You can easily do fast,
productive writing and editing on this thing. Thanks to
new keyboard shortcuts in the iPad versions of iMovie, GarageBand, and so on,
you can really get productive in those apps, too.
The fact that
you can split the screen between some apps helps in the “keeping busy”
department, too:
And, of course,
you can get a cellular version of the iPad Pro, so that you can get online
anywhere you happen to be. (No cellular version of the Surface is available.)
The iPad Pro question
If you can get
past its size and its price — and not everybody can — you will be crazy about
the iPad Pro.

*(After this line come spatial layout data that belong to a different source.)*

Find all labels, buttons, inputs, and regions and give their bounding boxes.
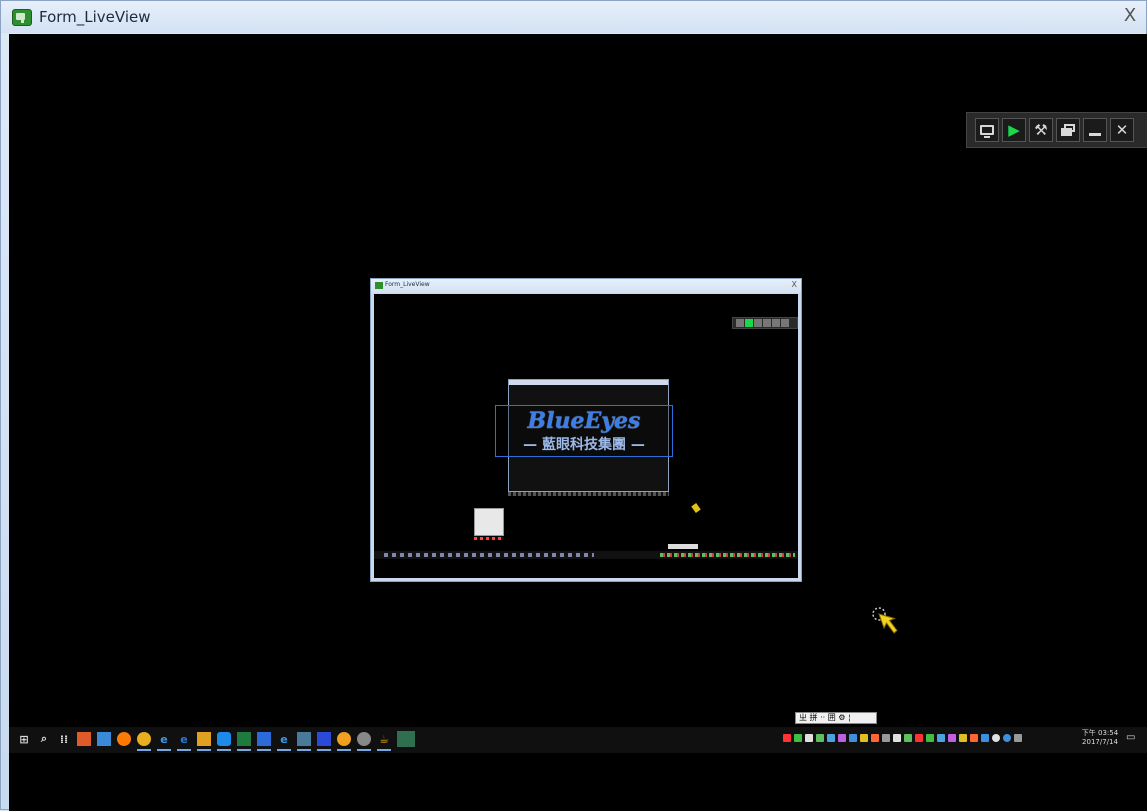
nested-taskbar <box>374 551 798 559</box>
clock-time: 下午 03:54 <box>1081 729 1119 737</box>
blueeyes-logo: BlueEyes <box>527 408 641 434</box>
cursor-icon <box>872 607 898 634</box>
tray-icon[interactable] <box>981 734 989 742</box>
deep-taskbar <box>508 492 669 496</box>
nested-close-icon: X <box>791 280 797 289</box>
clock-date: 2017/7/14 <box>1082 738 1118 746</box>
close-icon: ✕ <box>1115 121 1129 139</box>
nested-tools-icon <box>754 319 762 327</box>
tray-icon[interactable] <box>992 734 1000 742</box>
tray-icon[interactable] <box>882 734 890 742</box>
tray-icon[interactable] <box>948 734 956 742</box>
skype-icon[interactable] <box>217 732 231 751</box>
outlook-icon[interactable] <box>257 732 271 751</box>
nested-screens-icon <box>763 319 771 327</box>
paint-app-icon[interactable] <box>197 732 211 751</box>
nested-minimize-icon <box>772 319 780 327</box>
screens-button[interactable] <box>1056 118 1080 142</box>
blueeyes-subtitle: — 藍眼科技集團 — <box>523 437 645 453</box>
play-button[interactable]: ▶ <box>1002 118 1026 142</box>
main-window: Form_LiveView X ▶ ⚒ ✕ Form_LiveView X Bl… <box>0 0 1147 811</box>
nested-live-view-window: Form_LiveView X BlueEyes — 藍眼科技集團 — <box>370 278 802 582</box>
tray-icon[interactable] <box>794 734 802 742</box>
tray-icon[interactable] <box>959 734 967 742</box>
nested-monitor-icon <box>736 319 744 327</box>
tool-app-icon[interactable] <box>357 732 371 751</box>
title-bar[interactable]: Form_LiveView X <box>1 1 1146 33</box>
media-app-icon[interactable] <box>337 732 351 751</box>
task-view-icon[interactable]: ⁞⁞ <box>57 732 71 746</box>
close-button[interactable]: ✕ <box>1110 118 1134 142</box>
nested-cursor-icon <box>691 503 701 513</box>
monitor-button[interactable] <box>975 118 999 142</box>
minimize-button[interactable] <box>1083 118 1107 142</box>
excel-icon[interactable] <box>237 732 251 751</box>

The screen is vast and flawless. The speakers are shockingly loud
and clear. (There are four, one on each corner, and the high frequencies always
come out of the top speakers, no matter how you rotate the iPad.) And the whole
thing is impressively thin and lightweight.
But what about
Apple ripping off the whole concept from Microsoft?
Well, if you
want an iPad Pro, and you’re already part of Apple’s ecosystem (you own a Mac
or an iPhone, for example), then here’s a suggestion.
- Bring home your gorgeous iPad Pro.
- Pull it out of its excessive, snow-white
packaging.
- Say, “Look at that! Seems to have been inspired by the
Microsoft Surface!”…
- …and then get happily down to work.